TLDR; The URL of this website would soon be fluid.quest
Today, on the thirtieth day of August 2021, as rain continue to shower on Stockholm nearly every day, marks the end of my hunt for a succinct domain name. For a long time, I was not convinced to spend a good handful of money on a virtual asset. That changed recently.
After jumping ships from Blogger, to WordPress, to Tumblr and finally to GitHub pages using Pelican static-site generator, I thought I was done. I had full control on the content and the site generation. It was made using open-source software, which means there was no way the toolchain will not work in the foreseeable future. Therefore, in short the internals were intact. Moreover, my precious visitors to my blog then do not get served ads, cookies or third party tracking scripts.

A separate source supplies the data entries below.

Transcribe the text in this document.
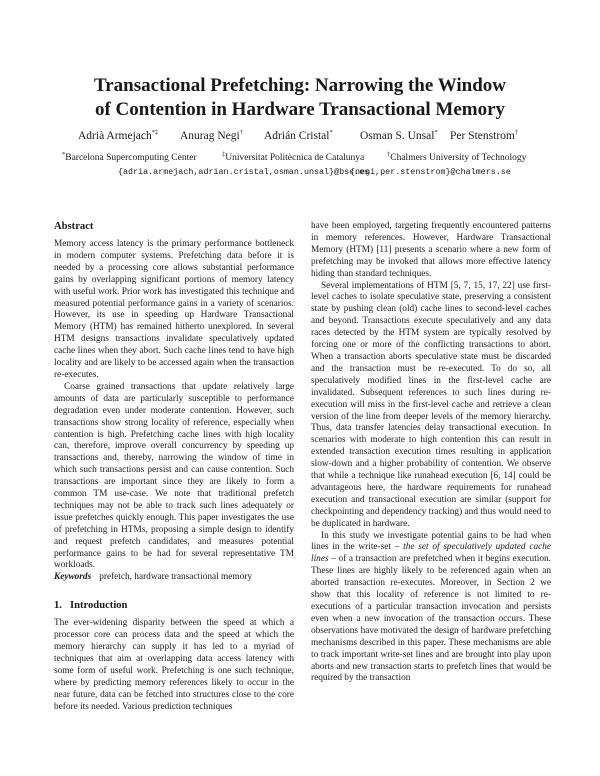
Transactional Prefetching: Narrowing the Window
of Contention in Hardware Transactional Memory
Adrià Armejach*‡ Anurag Negi† Adrián Cristal* Osman S. Unsal* Per Stenstrom†
*Barcelona Supercomputing Center	‡Universitat Politècnica de Catalunya	†Chalmers University of Technology
{adria.armejach,adrian.cristal,osman.unsal}@bsc.es
{negi,per.stenstrom}@chalmers.se
Abstract

Memory access latency is the primary performance bottleneck in modern computer systems. Prefetching data before it is needed by a processing core allows substantial performance gains by overlapping significant portions of memory latency with useful work. Prior work has investigated this technique and measured potential performance gains in a variety of scenarios. However, its use in speeding up Hardware Transactional Memory (HTM) has remained hitherto unexplored. In several HTM designs transactions invalidate speculatively updated cache lines when they abort. Such cache lines tend to have high locality and are likely to be accessed again when the transaction re-executes.

Coarse grained transactions that update relatively large amounts of data are particularly susceptible to performance degradation even under moderate contention. However, such transactions show strong locality of reference, especially when contention is high. Prefetching cache lines with high locality can, therefore, improve overall concurrency by speeding up transactions and, thereby, narrowing the window of time in which such transactions persist and can cause contention. Such transactions are important since they are likely to form a common TM use-case. We note that traditional prefetch techniques may not be able to track such lines adequately or issue prefetches quickly enough. This paper investigates the use of prefetching in HTMs, proposing a simple design to identify and request prefetch candidates, and measures potential performance gains to be had for several representative TM workloads.

Keywords prefetch, hardware transactional memory

1. Introduction

The ever-widening disparity between the speed at which a processor core can process data and the speed at which the memory hierarchy can supply it has led to a myriad of techniques that aim at overlapping data access latency with some form of useful work. Prefetching is one such technique, where by predicting memory references likely to occur in the near future, data can be fetched into structures close to the core before its needed. Various prediction techniques

have been employed, targeting frequently encountered patterns in memory references. However, Hardware Transactional Memory (HTM) [11] presents a scenario where a new form of prefetching may be invoked that allows more effective latency hiding than standard techniques.

Several implementations of HTM [5, 7, 15, 17, 22] use first-level caches to isolate speculative state, preserving a consistent state by pushing clean (old) cache lines to second-level caches and beyond. Transactions execute speculatively and any data races detected by the HTM system are typically resolved by forcing one or more of the conflicting transactions to abort. When a transaction aborts speculative state must be discarded and the transaction must be re-executed. To do so, all speculatively modified lines in the first-level cache are invalidated. Subsequent references to such lines during re-execution will miss in the first-level cache and retrieve a clean version of the line from deeper levels of the memory hierarchy. Thus, data transfer latencies delay transactional execution. In scenarios with moderate to high contention this can result in extended transaction execution times resulting in application slow-down and a higher probability of contention. We observe that while a technique like runahead execution [6, 14] could be advantageous here, the hardware requirements for runahead execution and transactional execution are similar (support for checkpointing and dependency tracking) and thus would need to be duplicated in hardware.

In this study we investigate potential gains to be had when lines in the write-set – the set of speculatively updated cache lines – of a transaction are prefetched when it begins execution. These lines are highly likely to be referenced again when an aborted transaction re-executes. Moreover, in Section 2 we show that this locality of reference is not limited to re-executions of a particular transaction invocation and persists even when a new invocation of the transaction occurs. These observations have motivated the design of hardware prefetching mechanisms described in this paper. These mechanisms are able to track important write-set lines and are brought into play upon aborts and new transaction starts to prefetch lines that would be required by the transaction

Everything seemed fine. Until Microsoft bought it. Just because it is a free service and has a large user base does not inspire any confidence that it might stay like this forever. I recall how I used to adore following other blogs on Google Reader until Google swung the axe, decided it was not profitable enough. However, feed readers were easy, they continued to exist, and it was still possible to find alternatives (server based and server-less). In fact this is not an isolated incident. Large corporations always change services, buy new ones, shutdown old ones on their whims and fancies. They would come abruptly, and I should be prepared for this.
In fact, blog and email servers are like Hotel California (You can check out any time you like, but you can never leave) as long as you care about others to be able to find you.

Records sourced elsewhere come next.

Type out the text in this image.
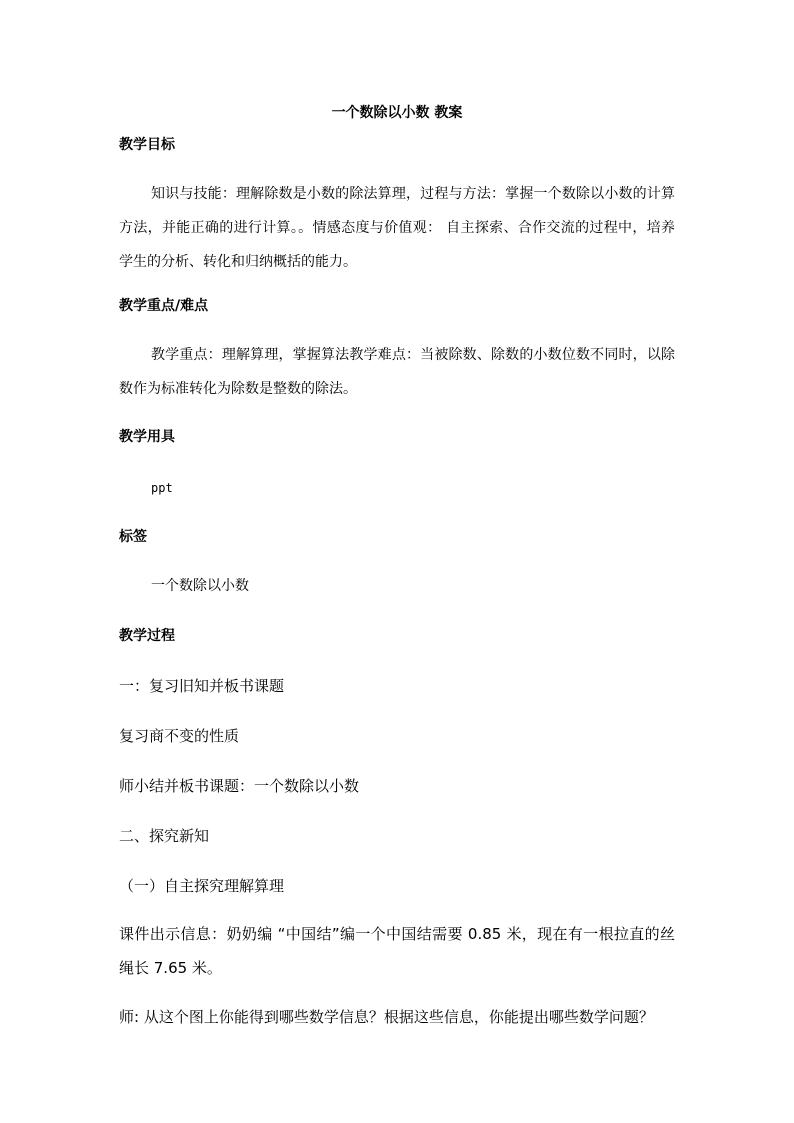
一个数除以小数 教案
教学目标
知识与技能：理解除数是小数的除法算理，过程与方法：掌握一个数除以小数的计算方法，并能正确的进行计算。。情感态度与价值观： 自主探索、合作交流的过程中，培养学生的分析、转化和归纳概括的能力。
教学重点/难点
教学重点：理解算理，掌握算法教学难点：当被除数、除数的小数位数不同时，以除数作为标准转化为除数是整数的除法。
教学用具
ppt
标签
一个数除以小数
教学过程
一：复习旧知并板书课题
复习商不变的性质
师小结并板书课题：一个数除以小数
二、探究新知
（一）自主探究理解算理
课件出示信息：奶奶编 “中国结”编一个中国结需要 0.85 米，现在有一根拉直的丝绳长 7.65 米。
师: 从这个图上你能得到哪些数学信息？根据这些信息，你能提出哪些数学问题？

By buying a domain name, you get an address which stays the same, irrespective of where you host it. The host could be GitHub, Gitlab, Codeberg or even a small server powered by a Raspberry Pi! The readers will still be able to find you. And as a bonus, you can choose a domain name which represents your interests better.

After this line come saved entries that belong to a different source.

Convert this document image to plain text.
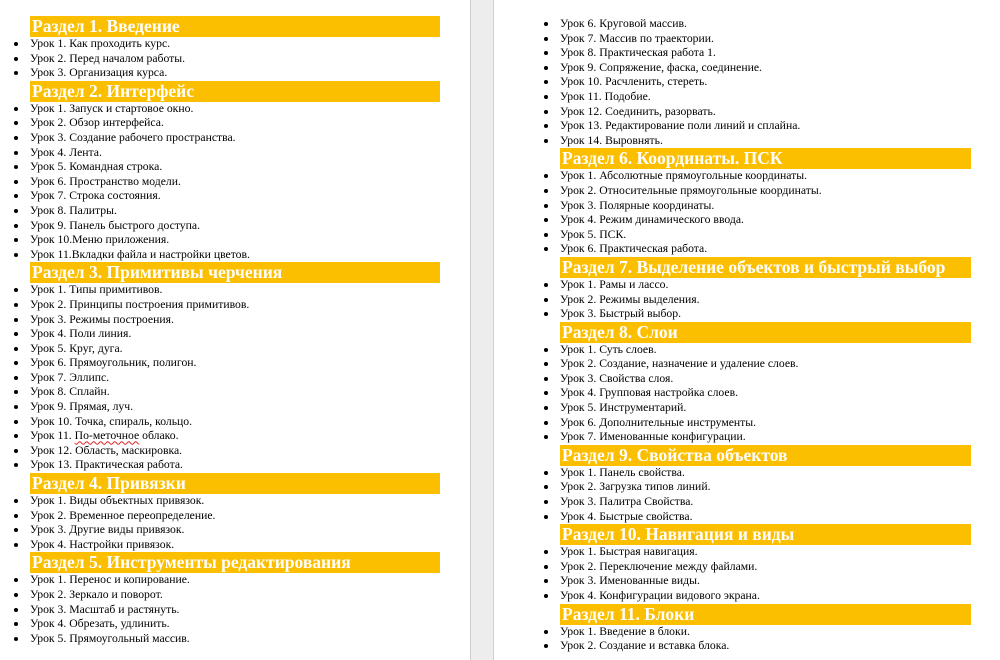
Раздел 1. Введение
Урок 1. Как проходить курс.
Урок 2. Перед началом работы.
Урок 3. Организация курса.
Раздел 2. Интерфейс
Урок 1. Запуск и стартовое окно.
Урок 2. Обзор интерфейса.
Урок 3. Создание рабочего пространства.
Урок 4. Лента.
Урок 5. Командная строка.
Урок 6. Пространство модели.
Урок 7. Строка состояния.
Урок 8. Палитры.
Урок 9. Панель быстрого доступа.
Урок 10.Меню приложения.
Урок 11.Вкладки файла и настройки цветов.
Раздел 3. Примитивы черчения
Урок 1. Типы примитивов.
Урок 2. Принципы построения примитивов.
Урок 3. Режимы построения.
Урок 4. Поли линия.
Урок 5. Круг, дуга.
Урок 6. Прямоугольник, полигон.
Урок 7. Эллипс.
Урок 8. Сплайн.
Урок 9. Прямая, луч.
Урок 10. Точка, спираль, кольцо.
Урок 11. По-меточное облако.
Урок 12. Область, маскировка.
Урок 13. Практическая работа.
Раздел 4. Привязки
Урок 1. Виды объектных привязок.
Урок 2. Временное переопределение.
Урок 3. Другие виды привязок.
Урок 4. Настройки привязок.
Раздел 5. Инструменты редактирования
Урок 1. Перенос и копирование.
Урок 2. Зеркало и поворот.
Урок 3. Масштаб и растянуть.
Урок 4. Обрезать, удлинить.
Урок 5. Прямоугольный массив.
Урок 6. Круговой массив.
Урок 7. Массив по траектории.
Урок 8. Практическая работа 1.
Урок 9. Сопряжение, фаска, соединение.
Урок 10. Расчленить, стереть.
Урок 11. Подобие.
Урок 12. Соединить, разорвать.
Урок 13. Редактирование поли линий и сплайна.
Урок 14. Выровнять.
Раздел 6. Координаты. ПСК
Урок 1. Абсолютные прямоугольные координаты.
Урок 2. Относительные прямоугольные координаты.
Урок 3. Полярные координаты.
Урок 4. Режим динамического ввода.
Урок 5. ПСК.
Урок 6. Практическая работа.
Раздел 7. Выделение объектов и быстрый выбор
Урок 1. Рамы и лассо.
Урок 2. Режимы выделения.
Урок 3. Быстрый выбор.
Раздел 8. Слои
Урок 1. Суть слоев.
Урок 2. Создание, назначение и удаление слоев.
Урок 3. Свойства слоя.
Урок 4. Групповая настройка слоев.
Урок 5. Инструментарий.
Урок 6. Дополнительные инструменты.
Урок 7. Именованные конфигурации.
Раздел 9. Свойства объектов
Урок 1. Панель свойства.
Урок 2. Загрузка типов линий.
Урок 3. Палитра Свойства.
Урок 4. Быстрые свойства.
Раздел 10. Навигация и виды
Урок 1. Быстрая навигация.
Урок 2. Переключение между файлами.
Урок 3. Именованные виды.
Урок 4. Конфигурации видового экрана.
Раздел 11. Блоки
Урок 1. Введение в блоки.
Урок 2. Создание и вставка блока.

Talking about interests, did you know there are a lot of TLDs (top
level domain names) right now. Dull
.net TLDs of yore are old-fashioned.
The prices can vary a lot! And there are a lot of gotchas to be considered in choosing
the "domain registrar". Where to buy can be confusing to a total beginner.
And this one on receiving emails which I will think about later. Self-hosting emails is not an easy feat.
No single correct or optimal answer exists to which domain name one should buy -- given the plethora of TLDs in the market! The prices are nearly fixed for a given TLD. This caught my eye, and I decided to scrap the table for offline brainstorming.
The result was a small domain-name-search Python tool
By doing so, I was able to check availability of different combinations of
domain names using
whois and visualize costs in an interactive plot. Of
course, it was not perfect, a few domain names which were available were up for
premium registration (prices often exceeding thousands of dollars). Which were
not for me. Once I had a shortlist done, it was easy to reduce the options.
And thus I registered fluid.quest
For now, I can say that:
- It is an ode to the skill that I have been trained in for nearly a decade, Fluid Mechanics.
- The quest post Ph.D. still continues
First I will archive a snapshot of the landing page and this post, in case someone runs into the blog years later with the old URL and receives a 404 error message, wondering what had happened.
I will soon a register the apex domain / subdomain to point to this very website via the new URL. Hopefully, all visits to the current URL ashwinvis.github.io would be redirected by GitHub as long I continue to use their service.
Over a longer period of time, I can turn to a different host with more ethical business model such as Codeberg.
The move is now complete to fluid.quest.